Lynise Grell has a knack for putting herself in other people’s shoes.
She spent eight years in the U.S. Army as a military-police officer. During an 18-month deployment in Iraq, from 2005 to 2006, she still couldn’t help but think of others.
When she was on patrol, Iraqi citizens were required to stay 100 meters from her vehicle at all times. Sometimes roads would get so crowded they couldn’t help but be closer. Even as Grell and her fellow soldiers dodged attacks and improvised explosive devices, she was thinking about the other guy.
“I remember thinking, how weird would it be to go outside, and your country’s occupied and you have to follow those rules,” Grell said.
Grell’s group, Maricopa Women Veterans, was created in July as an offshoot of the Maricopa Veterans group, which started in 2018. Both groups are private on Facebook to give veterans a place to discuss issues away from public view.

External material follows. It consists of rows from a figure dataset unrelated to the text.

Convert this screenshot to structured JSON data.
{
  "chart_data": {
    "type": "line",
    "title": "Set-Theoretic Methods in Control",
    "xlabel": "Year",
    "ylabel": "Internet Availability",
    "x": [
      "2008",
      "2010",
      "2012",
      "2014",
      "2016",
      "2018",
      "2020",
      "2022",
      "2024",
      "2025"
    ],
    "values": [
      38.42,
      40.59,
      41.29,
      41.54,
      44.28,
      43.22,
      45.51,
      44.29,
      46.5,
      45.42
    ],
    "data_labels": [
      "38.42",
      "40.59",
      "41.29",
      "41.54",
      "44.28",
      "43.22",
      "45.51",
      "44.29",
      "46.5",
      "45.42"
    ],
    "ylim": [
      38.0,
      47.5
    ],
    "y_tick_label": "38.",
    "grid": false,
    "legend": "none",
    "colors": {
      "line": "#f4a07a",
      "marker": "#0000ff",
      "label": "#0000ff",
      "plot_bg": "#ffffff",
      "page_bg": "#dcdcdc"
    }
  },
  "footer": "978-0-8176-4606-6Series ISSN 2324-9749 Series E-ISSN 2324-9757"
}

“Basically, all I did was make a Facebook group for it,” Grell said. “I started adding people, you know, nothing super fancy, but just gave the women somewhere else to be. It’s just them and they can talk.”
Grell is on the planning committee for Maricopa’s Veterans Day parade. While that has taken a lot of her time, she’s got plans for group members to get together to talk about shared experiences.
Looking to get somewhere
Grell’s decision to join the Army came in 2004, about a year after graduating high school in Tucson.
“I felt like I wasn’t going anywhere at home. I was kind of stuck,” she said.
A few people told her they thought she might have a future in the military. A high score on the Armed Services Vocational Aptitude Battery further convinced her to look into a military career.
“They told me that my score was high enough (that) I could do anything I wanted,” Grell said.
She enlisted and went through basic training at Fort Leonard Wood in Missouri and decided to become an MP. First deployed to Germany, she was re-deployed to Iraq in 2005.
As an MP, her duties included traffic stops, traffic-control points and helping with gate security at military bases. In Iraq, her company conducted route-patrol missions and trained Iraqi police officers.
Despite the cultural divide — things are quite different for women in Iraq than the United States — Grell saw few differences.
“It wasn’t too bad,” she said. “When I spent time in Germany … you’re out on the town and you’re a tourist and you’re hanging out. In Iraq, you’re either on the forward operating base or you’re in your vehicle or doing whatever mission.”
Grell was quick to explain the real differences lie between the Iraqi people they were defending and the people who were attacking their city.
“The radical element were the people attacking us,” Grell said. “We never saw that day-to-day with the people we came into contact with.”
As Grell arrived in Iraq, political pressure, led in part by the late Arizona Sen. John McCain, was mounting back home to send more troops to Iraq to gain control. It was called “The Surge.”
Due to the troop build-up, her 15-month assignment in Iraq was extended by three months.
“We were part of that,” Grell said. “We were 30 days from going home and our operations sergeant came running out and told us that we’d just gotten extended.”
Eventually, Grell and her unit left Iraq. She said she was fortunate to not be deployed to Afghanistan.
“We got mortared and rocketed a lot while in Iraq and I can’t imagine them doing that from the mountains where they had a little bit better aim, like in Afghanistan.”